Java-Fibonacci序列快速算法
我需要一个关于在Java中为我的独立项目查找斐波那契序列的任务。以下是查找的方法Java-Fibonacci序列快速算法,java,fibonacci,Java,Fibonacci,我需要一个关于在Java中为我的独立项目查找斐波那契序列的任务。以下是查找的方法 private static long getFibonacci(int n) { switch (n) { case 0: return 0; case 1: return 1; default: return (getFibonacci(n-1)+getFibonacci(n-2));
private static long getFibonacci(int n) {
switch (n) {
case 0:
return 0;
case 1:
return 1;
default:
return (getFibonacci(n-1)+getFibonacci(n-2));
}
}
private static long getFibonacciSum(int n) {
long result = 0;
while(n >= 0) {
result += getFibonacci(n);
n--;
}
return result;
}
private static boolean isInFibonacci(long n) {
long a = 0, b = 1, c = 0;
while (c < n) {
c = a + b;
a = b;
b = c;
}
return c == n;
}
代码已完全完成并正在运行。
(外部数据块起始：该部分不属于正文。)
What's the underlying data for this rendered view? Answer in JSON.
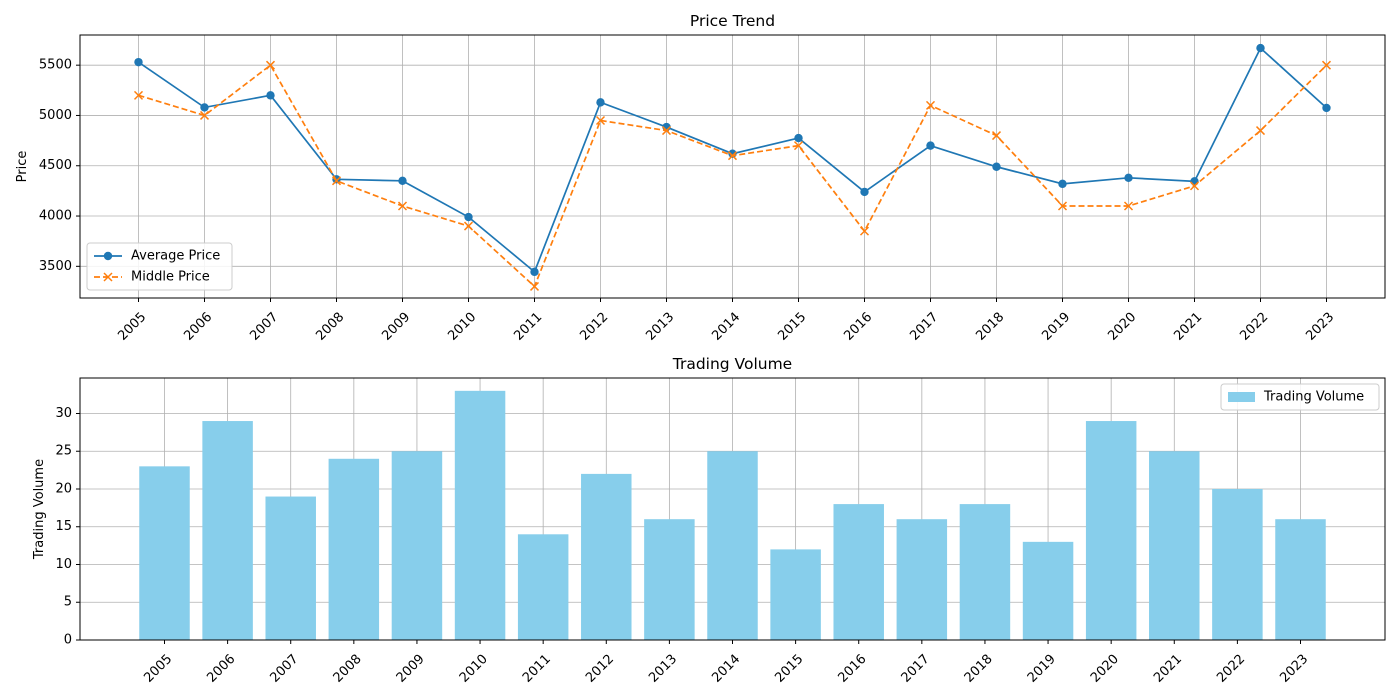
{
  "chart_data": [
    {
      "type": "line",
      "title": "Price Trend",
      "xlabel": "",
      "ylabel": "Price",
      "x": [
        "2005",
        "2006",
        "2007",
        "2008",
        "2009",
        "2010",
        "2011",
        "2012",
        "2013",
        "2014",
        "2015",
        "2016",
        "2017",
        "2018",
        "2019",
        "2020",
        "2021",
        "2022",
        "2023"
      ],
      "series": [
        {
          "name": "Average Price",
          "values": [
            5530,
            5080,
            5200,
            4365,
            4350,
            3990,
            3445,
            5130,
            4885,
            4620,
            4775,
            4240,
            4700,
            4490,
            4320,
            4380,
            4345,
            5670,
            5075
          ],
          "color": "#1f77b4",
          "line_style": "solid",
          "marker": "circle"
        },
        {
          "name": "Middle Price",
          "values": [
            5200,
            5000,
            5500,
            4350,
            4100,
            3900,
            3300,
            4950,
            4850,
            4600,
            4700,
            3850,
            5100,
            4800,
            4100,
            4100,
            4300,
            4850,
            5500
          ],
          "color": "#ff7f0e",
          "line_style": "dashed",
          "marker": "x"
        }
      ],
      "ylim": [
        3185,
        5800
      ],
      "yticks": [
        3500,
        4000,
        4500,
        5000,
        5500
      ],
      "grid": true,
      "legend_position": "lower-left"
    },
    {
      "type": "bar",
      "title": "Trading Volume",
      "xlabel": "",
      "ylabel": "Trading Volume",
      "categories": [
        "2005",
        "2006",
        "2007",
        "2008",
        "2009",
        "2010",
        "2011",
        "2012",
        "2013",
        "2014",
        "2015",
        "2016",
        "2017",
        "2018",
        "2019",
        "2020",
        "2021",
        "2022",
        "2023"
      ],
      "series": [
        {
          "name": "Trading Volume",
          "values": [
            23,
            29,
            19,
            24,
            25,
            33,
            14,
            22,
            16,
            25,
            12,
            18,
            16,
            18,
            13,
            29,
            25,
            20,
            16
          ],
          "color": "#87ceeb"
        }
      ],
      "ylim": [
        0,
        34.7
      ],
      "yticks": [
        0,
        5,
        10,
        15,
        20,
        25,
        30
      ],
      "grid": true,
      "legend_position": "top-right"
    }
  ],
  "colors": {
    "background": "#ffffff",
    "axes": "#000000",
    "grid": "#b0b0b0"
  }
}
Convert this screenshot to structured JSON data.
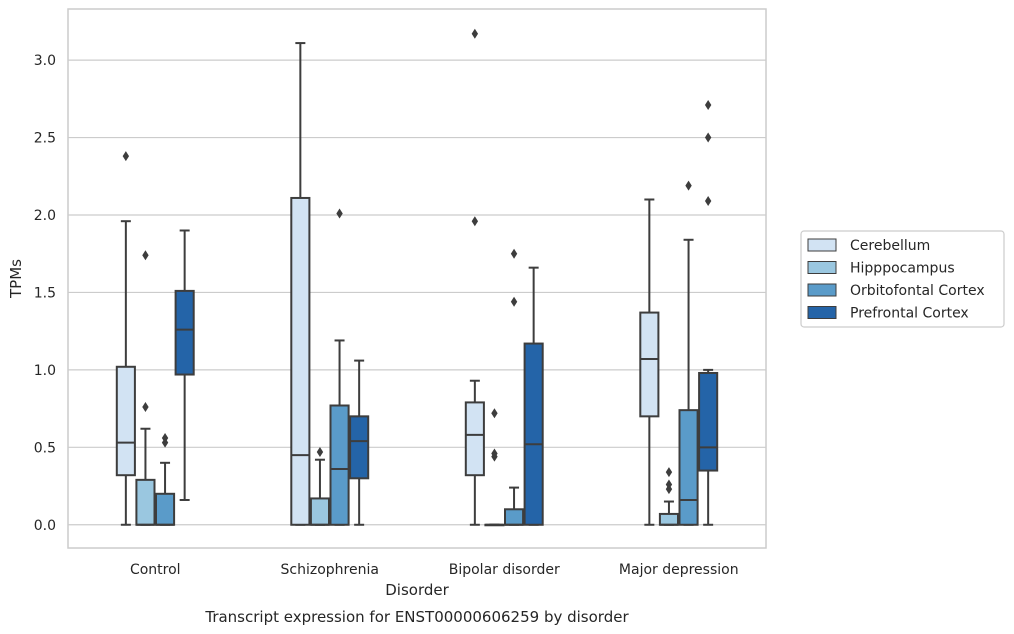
{
  "chart_data": {
    "type": "box",
    "title": "Transcript expression for ENST00000606259 by disorder",
    "xlabel": "Disorder",
    "ylabel": "TPMs",
    "ylim": [
      -0.15,
      3.33
    ],
    "yticks": [
      "0.0",
      "0.5",
      "1.0",
      "1.5",
      "2.0",
      "2.5",
      "3.0"
    ],
    "grid": "horizontal",
    "legend_position": "right",
    "categories": [
      "Control",
      "Schizophrenia",
      "Bipolar disorder",
      "Major depression"
    ],
    "series": [
      {
        "name": "Cerebellum",
        "color": "#d2e3f3",
        "boxes": [
          {
            "whisker_low": 0.0,
            "q1": 0.32,
            "median": 0.53,
            "q3": 1.02,
            "whisker_high": 1.96,
            "outliers": [
              2.38
            ]
          },
          {
            "whisker_low": 0.0,
            "q1": 0.0,
            "median": 0.45,
            "q3": 2.11,
            "whisker_high": 3.11,
            "outliers": []
          },
          {
            "whisker_low": 0.0,
            "q1": 0.32,
            "median": 0.58,
            "q3": 0.79,
            "whisker_high": 0.93,
            "outliers": [
              1.96,
              3.17
            ]
          },
          {
            "whisker_low": 0.0,
            "q1": 0.7,
            "median": 1.07,
            "q3": 1.37,
            "whisker_high": 2.1,
            "outliers": []
          }
        ]
      },
      {
        "name": "Hipppocampus",
        "color": "#9ac7e0",
        "boxes": [
          {
            "whisker_low": 0.0,
            "q1": 0.0,
            "median": 0.0,
            "q3": 0.29,
            "whisker_high": 0.62,
            "outliers": [
              0.76,
              1.74
            ]
          },
          {
            "whisker_low": 0.0,
            "q1": 0.0,
            "median": 0.0,
            "q3": 0.17,
            "whisker_high": 0.42,
            "outliers": [
              0.47
            ]
          },
          {
            "whisker_low": 0.0,
            "q1": 0.0,
            "median": 0.0,
            "q3": 0.0,
            "whisker_high": 0.0,
            "outliers": [
              0.44,
              0.46,
              0.72
            ]
          },
          {
            "whisker_low": 0.0,
            "q1": 0.0,
            "median": 0.0,
            "q3": 0.07,
            "whisker_high": 0.15,
            "outliers": [
              0.23,
              0.26,
              0.34
            ]
          }
        ]
      },
      {
        "name": "Orbitofontal Cortex",
        "color": "#5a9bc9",
        "boxes": [
          {
            "whisker_low": 0.0,
            "q1": 0.0,
            "median": 0.0,
            "q3": 0.2,
            "whisker_high": 0.4,
            "outliers": [
              0.53,
              0.56
            ]
          },
          {
            "whisker_low": 0.0,
            "q1": 0.0,
            "median": 0.36,
            "q3": 0.77,
            "whisker_high": 1.19,
            "outliers": [
              2.01
            ]
          },
          {
            "whisker_low": 0.0,
            "q1": 0.0,
            "median": 0.0,
            "q3": 0.1,
            "whisker_high": 0.24,
            "outliers": [
              1.44,
              1.75
            ]
          },
          {
            "whisker_low": 0.0,
            "q1": 0.0,
            "median": 0.16,
            "q3": 0.74,
            "whisker_high": 1.84,
            "outliers": [
              2.19
            ]
          }
        ]
      },
      {
        "name": "Prefrontal Cortex",
        "color": "#2464a8",
        "boxes": [
          {
            "whisker_low": 0.16,
            "q1": 0.97,
            "median": 1.26,
            "q3": 1.51,
            "whisker_high": 1.9,
            "outliers": []
          },
          {
            "whisker_low": 0.0,
            "q1": 0.3,
            "median": 0.54,
            "q3": 0.7,
            "whisker_high": 1.06,
            "outliers": []
          },
          {
            "whisker_low": 0.0,
            "q1": 0.0,
            "median": 0.52,
            "q3": 1.17,
            "whisker_high": 1.66,
            "outliers": []
          },
          {
            "whisker_low": 0.0,
            "q1": 0.35,
            "median": 0.5,
            "q3": 0.98,
            "whisker_high": 1.0,
            "outliers": [
              2.09,
              2.5,
              2.71
            ]
          }
        ]
      }
    ]
  },
  "colors": {
    "edge": "#3d3d3d",
    "grid": "#cccccc",
    "axes_frame": "#cccccc",
    "outlier": "#3d3d3d"
  }
}
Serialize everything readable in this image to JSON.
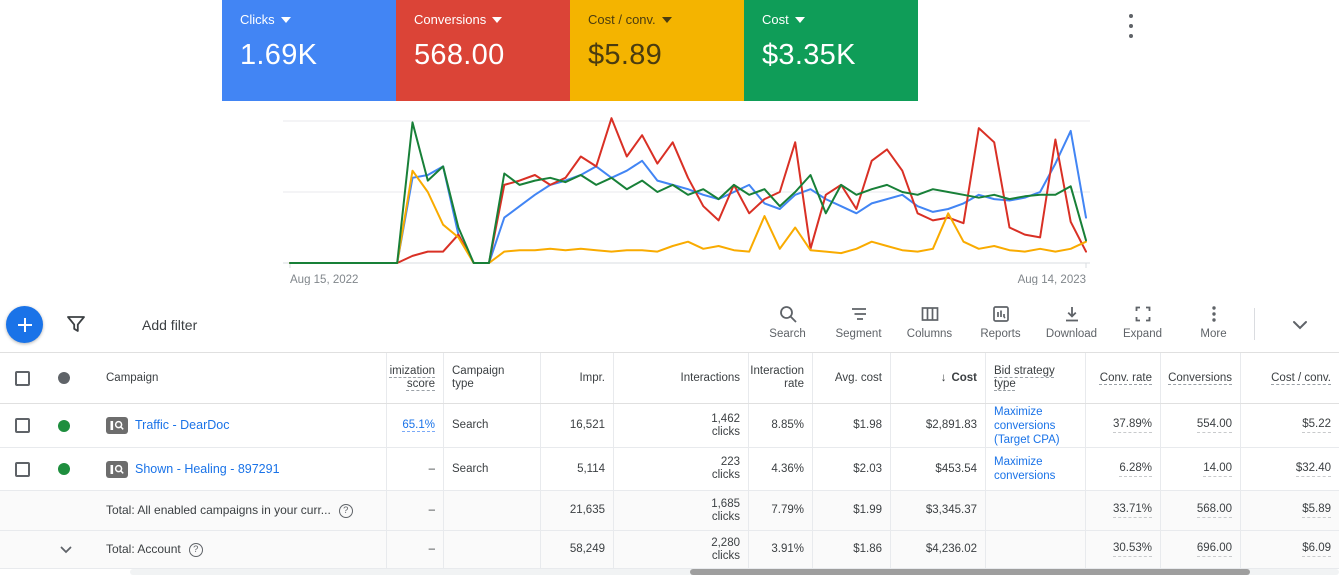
{
  "scorecards": [
    {
      "label": "Clicks",
      "value": "1.69K",
      "bg": "#4285F4",
      "fg": "#ffffff"
    },
    {
      "label": "Conversions",
      "value": "568.00",
      "bg": "#DB4437",
      "fg": "#ffffff"
    },
    {
      "label": "Cost / conv.",
      "value": "$5.89",
      "bg": "#F4B400",
      "fg": "#4a3c10"
    },
    {
      "label": "Cost",
      "value": "$3.35K",
      "bg": "#0F9D58",
      "fg": "#ffffff"
    }
  ],
  "chart_data": {
    "type": "line",
    "x_start_label": "Aug 15, 2022",
    "x_end_label": "Aug 14, 2023",
    "x_unit": "week",
    "ylim": [
      0,
      105
    ],
    "gridlines": [
      0,
      50,
      100
    ],
    "legend_visible": false,
    "series": [
      {
        "name": "Clicks",
        "color": "#4285F4",
        "values": [
          0,
          0,
          0,
          0,
          0,
          0,
          0,
          0,
          60,
          62,
          68,
          20,
          0,
          0,
          32,
          40,
          48,
          55,
          58,
          62,
          68,
          60,
          65,
          72,
          58,
          55,
          52,
          48,
          45,
          50,
          55,
          42,
          38,
          48,
          52,
          45,
          40,
          35,
          42,
          45,
          48,
          40,
          36,
          38,
          42,
          48,
          45,
          44,
          46,
          50,
          70,
          93,
          32
        ]
      },
      {
        "name": "Conversions",
        "color": "#D93025",
        "values": [
          0,
          0,
          0,
          0,
          0,
          0,
          0,
          0,
          5,
          8,
          8,
          20,
          0,
          0,
          55,
          58,
          62,
          55,
          60,
          75,
          68,
          102,
          75,
          90,
          70,
          85,
          60,
          40,
          30,
          55,
          35,
          45,
          50,
          85,
          10,
          48,
          55,
          38,
          72,
          80,
          65,
          35,
          30,
          32,
          28,
          95,
          85,
          25,
          20,
          18,
          87,
          29,
          8
        ]
      },
      {
        "name": "Cost / conv.",
        "color": "#F9AB00",
        "values": [
          0,
          0,
          0,
          0,
          0,
          0,
          0,
          0,
          65,
          50,
          27,
          18,
          0,
          0,
          8,
          9,
          9,
          10,
          9,
          10,
          9,
          8,
          9,
          9,
          8,
          12,
          15,
          10,
          12,
          9,
          8,
          33,
          10,
          25,
          9,
          8,
          7,
          10,
          15,
          12,
          9,
          8,
          10,
          35,
          15,
          10,
          12,
          9,
          8,
          10,
          8,
          10,
          15
        ]
      },
      {
        "name": "Cost",
        "color": "#188038",
        "values": [
          0,
          0,
          0,
          0,
          0,
          0,
          0,
          0,
          99,
          58,
          68,
          25,
          0,
          0,
          63,
          55,
          58,
          60,
          57,
          62,
          55,
          60,
          52,
          58,
          50,
          55,
          48,
          52,
          45,
          55,
          48,
          52,
          40,
          50,
          62,
          35,
          55,
          48,
          52,
          55,
          50,
          48,
          52,
          50,
          48,
          46,
          48,
          45,
          47,
          48,
          48,
          54,
          16
        ]
      }
    ]
  },
  "toolbar": {
    "add_filter_label": "Add filter",
    "tools": [
      {
        "name": "search",
        "label": "Search"
      },
      {
        "name": "segment",
        "label": "Segment"
      },
      {
        "name": "columns",
        "label": "Columns"
      },
      {
        "name": "reports",
        "label": "Reports"
      },
      {
        "name": "download",
        "label": "Download"
      },
      {
        "name": "expand",
        "label": "Expand"
      },
      {
        "name": "more",
        "label": "More"
      }
    ]
  },
  "icons": {
    "help": "?"
  },
  "table": {
    "headers": {
      "campaign": "Campaign",
      "opt_score": "imization score",
      "campaign_type": "Campaign type",
      "impr": "Impr.",
      "interactions": "Interactions",
      "interaction_rate": "Interaction rate",
      "avg_cost": "Avg. cost",
      "sort_indicator": "↓",
      "cost": "Cost",
      "bid_strategy_type": "Bid strategy type",
      "conv_rate": "Conv. rate",
      "conversions": "Conversions",
      "cost_per_conv": "Cost / conv."
    },
    "rows": [
      {
        "type": "campaign",
        "status_color": "#1e8e3e",
        "name": "Traffic - DearDoc",
        "opt_score": "65.1%",
        "campaign_type": "Search",
        "impr": "16,521",
        "interactions": "1,462",
        "interactions_unit": "clicks",
        "interaction_rate": "8.85%",
        "avg_cost": "$1.98",
        "cost": "$2,891.83",
        "bid_strategy": "Maximize conversions (Target CPA)",
        "conv_rate": "37.89%",
        "conversions": "554.00",
        "cost_per_conv": "$5.22"
      },
      {
        "type": "campaign2",
        "status_color": "#1e8e3e",
        "name": "Shown - Healing - 897291",
        "opt_score": "–",
        "campaign_type": "Search",
        "impr": "5,114",
        "interactions": "223",
        "interactions_unit": "clicks",
        "interaction_rate": "4.36%",
        "avg_cost": "$2.03",
        "cost": "$453.54",
        "bid_strategy": "Maximize conversions",
        "conv_rate": "6.28%",
        "conversions": "14.00",
        "cost_per_conv": "$32.40"
      },
      {
        "type": "total",
        "label": "Total: All enabled campaigns in your curr...",
        "opt_score": "–",
        "campaign_type": "",
        "impr": "21,635",
        "interactions": "1,685",
        "interactions_unit": "clicks",
        "interaction_rate": "7.79%",
        "avg_cost": "$1.99",
        "cost": "$3,345.37",
        "bid_strategy": "",
        "conv_rate": "33.71%",
        "conversions": "568.00",
        "cost_per_conv": "$5.89"
      },
      {
        "type": "total_account",
        "label": "Total: Account",
        "opt_score": "–",
        "campaign_type": "",
        "impr": "58,249",
        "interactions": "2,280",
        "interactions_unit": "clicks",
        "interaction_rate": "3.91%",
        "avg_cost": "$1.86",
        "cost": "$4,236.02",
        "bid_strategy": "",
        "conv_rate": "30.53%",
        "conversions": "696.00",
        "cost_per_conv": "$6.09"
      }
    ]
  }
}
但是,如果n或n2将超过正常值(纤维序列中的第50个数字)?代码将被删除。有什么建议吗?50或略低于50是直接递归实现的最佳选择。如果您想更进一步,可以切换到迭代或动态规划(DP)方法。我建议从以下内容中学习:。别忘了在大卫的评论中寻找解决方案,真正有效。这些链接显示了如何使用DP方法即时计算偶数
n=500000class fibonacci
{
static int fib(int n)
{
/* Declare an array to store Fibonacci numbers. */
int f[] = new int[n+1];
int i;
/* 0th and 1st number of the series are 0 and 1*/
f[0] = 0;
f[1] = 1;
for (i = 2; i <= n; i++)
{
/* Add the previous 2 numbers in the series
and store it */
f[i] = f[i-1] + f[i-2];
}
return f[n];
}
public static void main (String args[])
{
int n = 9;
System.out.println(fib(n));
}
}
类斐波那契
{
静态整数fib(整数n)
{
/*声明一个数组来存储斐波那契数*/
int f[]=新的int[n+1];
int i;
/*系列的第0和第1个编号分别为0和1*/
f[0]=0;
f[1]=1;
对于(i=2;i是的,您可以做的一个改进是getFibonacciSum()
:您可以做与isInFibonacci
完全相同的事情,而不是一次又一次地调用isInFibonacci
,重新计算所有内容,例如:
private static boolean getFibonacciSum(long n) {
long a = 0, b = 1, c = 0, sum = 0;
while (c < n) {
c = a + b;
a = b;
sum += b;
b = c;
}
sum += c;
return sum;
}
private静态布尔getFibonacciSum(长n){
长a=0,b=1,c=0,和=0;
while(c
有一种方法可以使用比奈公式来即时计算斐波那契数
算法:
一旦你这样做了,你需要知道你正在使用的编程语言以及它的行为。这可能会返回浮点十进制类型,而整数可能是需要的
该解的复杂性为O(1)
公共静态长getFib(最终int索引){
长期a=0,b=0,总计=0;
对于(inti=0;i好,这里是我的解决方案,使用一个映射和{{F(2k)=F(k)[2F(k+1)−F(k)]},{F(2k+1)=F(k+1)^2+F(k)^2}。(公式来源:)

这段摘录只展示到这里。